Der Ministerpräsident muss um seine Wiederwahl kämpfen. Der Beginn der spanischen EU-Ratspräsidentschaft könnte ihm dabei helfen.

Von Jan Diesteldorf und Karin Janker, Madrid

Es sind Bilder, wie sie sich ein Politiker im Wahlkampf nur wünschen kann: Pedro Sánchez Arm in Arm mit dem ukrainischen Präsidenten Wolodimir Selenskij. Pedro Sánchez Schulter an Schulter mit EU-Ratspräsident Charles Michel; Pedro Sánchez im innigen Zwiegespräch mit Kommissionspräsidentin Ursula von der Leyen. Die Bilder stammen aus den vergangenen Tagen, den ersten Tagen, in denen Spanien die EU-Ratspräsidentschaft innehat. Selbstverständlich war keiner dieser Fototermine des spanischen Premiers ein Wahlkampfauftritt. Zumindest nicht offiziell.

In Spanien wird in weniger als drei Wochen gewählt. Bei kaum einem EU-Mitglied ist die Europa-Begeisterung so groß wie hier: 84 Prozent der Spanier fühlen sich als EU-Bürger, zehn Prozentpunkte mehr als im europaweiten Durchschnitt. Und so setzt Sánchez auch vor der Wahl am 23. Juli auf Szenen, die auf internationaler Bühne spielen und die Wähler zu Hause davon überzeugen sollen, dass dieser Regierungschef für eine weitere Amtszeit taugt. Er muss das auch, denn die Umfragen sehen nach wie vor seinen Herausforderer vorn.

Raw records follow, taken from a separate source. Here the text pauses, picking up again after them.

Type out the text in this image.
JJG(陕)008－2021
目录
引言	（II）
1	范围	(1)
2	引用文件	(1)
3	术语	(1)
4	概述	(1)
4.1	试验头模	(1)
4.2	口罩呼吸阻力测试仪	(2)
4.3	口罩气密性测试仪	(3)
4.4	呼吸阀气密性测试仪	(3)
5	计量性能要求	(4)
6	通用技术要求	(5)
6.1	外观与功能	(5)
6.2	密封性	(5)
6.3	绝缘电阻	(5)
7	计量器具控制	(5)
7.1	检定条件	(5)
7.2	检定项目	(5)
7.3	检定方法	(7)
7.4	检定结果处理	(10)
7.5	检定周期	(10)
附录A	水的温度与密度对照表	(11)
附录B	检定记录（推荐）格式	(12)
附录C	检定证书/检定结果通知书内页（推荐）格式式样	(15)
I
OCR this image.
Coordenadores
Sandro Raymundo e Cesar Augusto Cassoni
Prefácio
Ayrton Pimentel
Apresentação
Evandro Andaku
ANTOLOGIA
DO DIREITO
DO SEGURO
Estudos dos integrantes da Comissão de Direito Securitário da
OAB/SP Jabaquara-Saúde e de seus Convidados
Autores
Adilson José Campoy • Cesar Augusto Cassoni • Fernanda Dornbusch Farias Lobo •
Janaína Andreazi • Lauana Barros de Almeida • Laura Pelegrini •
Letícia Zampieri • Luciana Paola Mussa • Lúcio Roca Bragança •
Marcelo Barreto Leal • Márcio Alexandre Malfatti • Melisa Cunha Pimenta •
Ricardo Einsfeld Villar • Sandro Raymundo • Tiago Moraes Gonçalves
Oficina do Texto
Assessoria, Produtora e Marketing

Pedro Sánchez versteht es, sich staatstragend zu präsentieren. Der Ukraine versprach er bei seinem Besuch am Wochenende 55 Millionen Euro aus Spanien. Ihm sei es wichtig gewesen, "dass der erste Akt der spanischen EU-Ratspräsidentschaft zusammen mit Selenskij in der Ukraine ist", schrieb Sánchez auf Twitter. Es geht um Signale - nach außen wie nach innen. "Europa ist an Ihrer Seite und Sie sind eins mit Europa", sagte er bei seiner Rede im ukrainischen Parlament, wie immer in perfektem Englisch.

Ein neues Museum ist rechtzeitig fertig geworden

Seine Sprachkenntnisse und sein internationales Netzwerk hat der 51-Jährige seinem zehn Jahre älteren Herausforderer Alberto Núñez Feijóo voraus. Feijóo war fast sein ganzes Leben lang erfolgreicher Regionalpolitiker in Galicien und hat jüngst in einem Interview zugegeben, dass er kein Englisch spreche, "wie die meisten Spanier". Dass die spanische Ratspräsidentschaft unter anderen Prämissen ablaufen dürfte, falls der Konservative Ende Juli die Wahl in Spanien gewinnt, ist insofern gewiss.

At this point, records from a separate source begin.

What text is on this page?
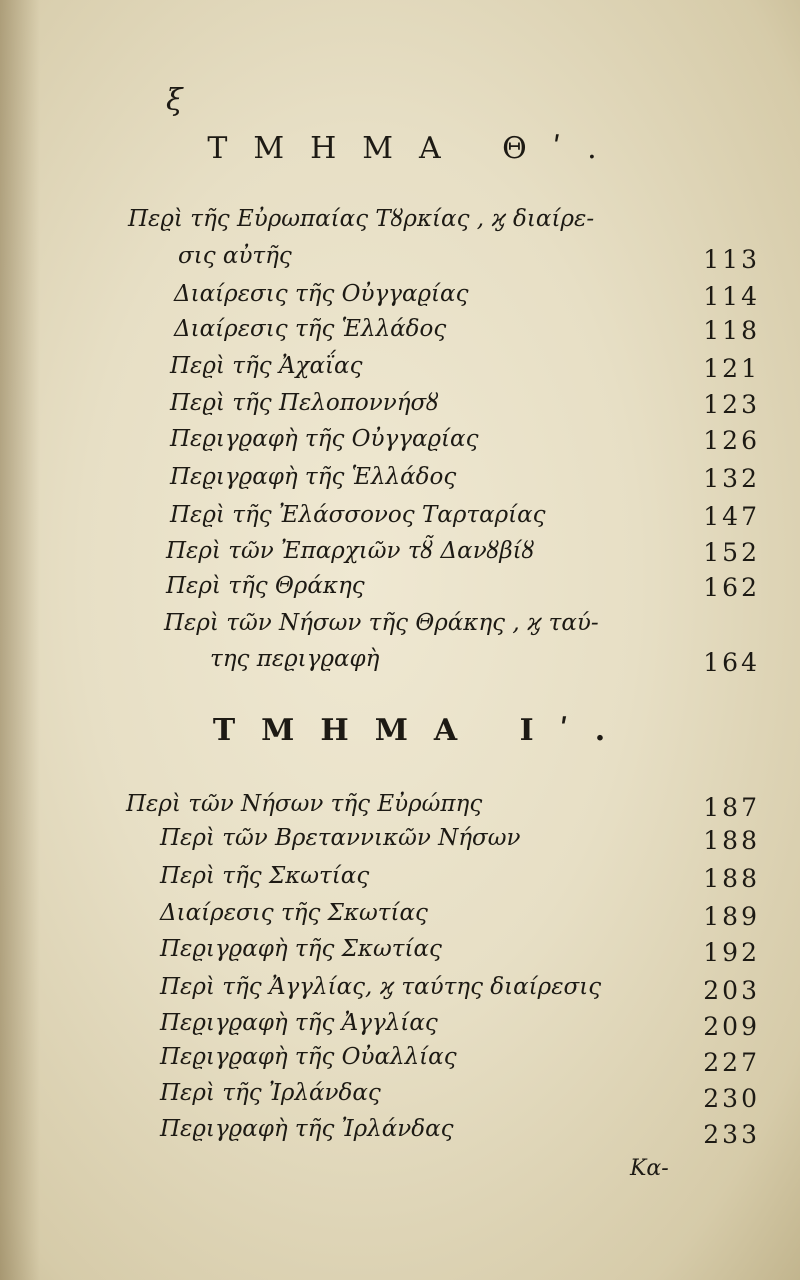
ξ
ΤΜΗΜΑ Θʹ.
Πεϱὶ τῆς Εὐρωπαίας Τȣρκίας , ϗ διαίρε-
σις αὐτῆς	113
Διαίρεσις τῆς Οὐγγαϱίας	114
Διαίρεσις τῆς Ἑλλάδος	118
Πεϱὶ τῆς Ἀχαΐας	121
Πεϱὶ τῆς Πελοποννήσȣ	123
Πεϱιγϱαφὴ τῆς Οὐγγαϱίας	126
Πεϱιγϱαφὴ τῆς Ἑλλάδος	132
Πεϱὶ τῆς Ἐλάσσονος Ταρταρίας	147
Περὶ τῶν Ἐπαρχιῶν τȣ̃ Δανȣβίȣ	152
Περὶ τῆς Θράκης	162
Περὶ τῶν Νήσων τῆς Θράκης , ϗ ταύ-
της πεϱιγϱαφὴ	164
ΤΜΗΜΑ Ιʹ.
Περὶ τῶν Νήσων τῆς Εὐρώπης	187
Περὶ τῶν Βρεταννικῶν Νήσων	188
Περὶ τῆς Σκωτίας	188
Διαίρεσις τῆς Σκωτίας	189
Πεϱιγϱαφὴ τῆς Σκωτίας	192
Περὶ τῆς Ἀγγλίας, ϗ ταύτης διαίρεσις	203
Πεϱιγϱαφὴ τῆς Ἀγγλίας	209
Πεϱιγϱαφὴ τῆς Οὐαλλίας	227
Περὶ τῆς Ἰρλάνδας	230
Πεϱιγϱαφὴ τῆς Ἰρλάνδας	233
Κα-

Feijóo beschwerte sich in Brüssel vergangene Woche darüber, dass die spanische Regierung den Oppositionsführer nicht über ihre Pläne für das Halbjahr der Ratspräsidentschaft informiert habe. "Nicht einen einzigen Anruf" von Sánchez habe er erhalten, "nicht ein einziges Dokument" liege ihm vor zu diesem "Ereignis von außerordentlicher Wichtigkeit". Vorwürfe, die Spaniens Außenminister José Manuel Albares damit abtut, dass es nicht üblich sei, sich auf kurzem Dienstweg mit der Opposition auszutauschen und die EVP-Fraktion im Europaparlament seiner Präsentation in Straßburg als einzige Fraktion geschlossen ferngeblieben sei. Die Sorge, dass diese Präsidentschaft im Wahlkampf politisiert werden könnte, erweist sich als berechtigt - von beiden Seiten.

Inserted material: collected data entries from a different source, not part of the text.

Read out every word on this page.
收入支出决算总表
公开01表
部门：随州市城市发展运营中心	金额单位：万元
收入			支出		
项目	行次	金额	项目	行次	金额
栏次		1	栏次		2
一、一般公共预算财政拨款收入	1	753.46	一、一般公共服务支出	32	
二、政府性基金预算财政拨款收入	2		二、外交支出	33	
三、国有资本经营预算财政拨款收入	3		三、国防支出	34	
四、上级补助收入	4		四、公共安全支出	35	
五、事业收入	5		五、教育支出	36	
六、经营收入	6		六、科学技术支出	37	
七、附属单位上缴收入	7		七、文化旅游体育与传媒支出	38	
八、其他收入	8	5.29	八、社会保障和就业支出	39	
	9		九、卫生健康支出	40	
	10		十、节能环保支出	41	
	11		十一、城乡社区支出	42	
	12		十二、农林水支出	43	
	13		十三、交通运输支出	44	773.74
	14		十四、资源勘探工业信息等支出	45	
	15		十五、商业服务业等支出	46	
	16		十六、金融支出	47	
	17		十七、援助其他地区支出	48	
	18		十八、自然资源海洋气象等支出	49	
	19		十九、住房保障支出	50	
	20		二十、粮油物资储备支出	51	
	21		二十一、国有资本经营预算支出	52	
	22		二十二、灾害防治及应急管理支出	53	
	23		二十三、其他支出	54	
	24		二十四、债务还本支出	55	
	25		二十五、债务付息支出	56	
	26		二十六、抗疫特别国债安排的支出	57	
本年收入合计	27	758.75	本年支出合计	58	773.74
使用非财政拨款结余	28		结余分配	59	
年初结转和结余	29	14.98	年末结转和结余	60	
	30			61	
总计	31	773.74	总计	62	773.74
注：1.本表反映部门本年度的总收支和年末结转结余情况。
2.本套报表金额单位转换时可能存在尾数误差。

Sánchez jedenfalls kann zufrieden sein mit dem offiziellen Auftakt an diesem Montag. Sogar die Galería de las Colecciones Reales, Madrids neues Museum für Kunst und Handwerk, wurde gerade noch rechtzeitig fertig, um die Kommission für ein Arbeitstreffen zu beherbergen, ehe von Ende Juli an die Besucher durch die Hallen strömen. Es liegt an der Plaza de la Armería, zwischen der Almudena-Kathedrale und dem Königspalast. Eben dort entstieg um 11.18 Uhr Ursula von der Leyen einer schwarzen S-Klasse-Limousine.

Ein unklares Wahlergebnis käme extrem ungelegen

Ein lächelnder Pedro Sánchez empfing sie und zeigte ihr den Platz, Kameras filmten und klickten, womöglich ist es ja der letzte gemeinsame Auftritt. Die beiden schätzen sich, sie wissen, was sie aneinander haben. Sánchez hat von der Leyen ins Amt verholfen, als er die Idee des französischen Präsidenten Emmanuel Macron unterstützte, sie für den Spitzenposten vorzuschlagen.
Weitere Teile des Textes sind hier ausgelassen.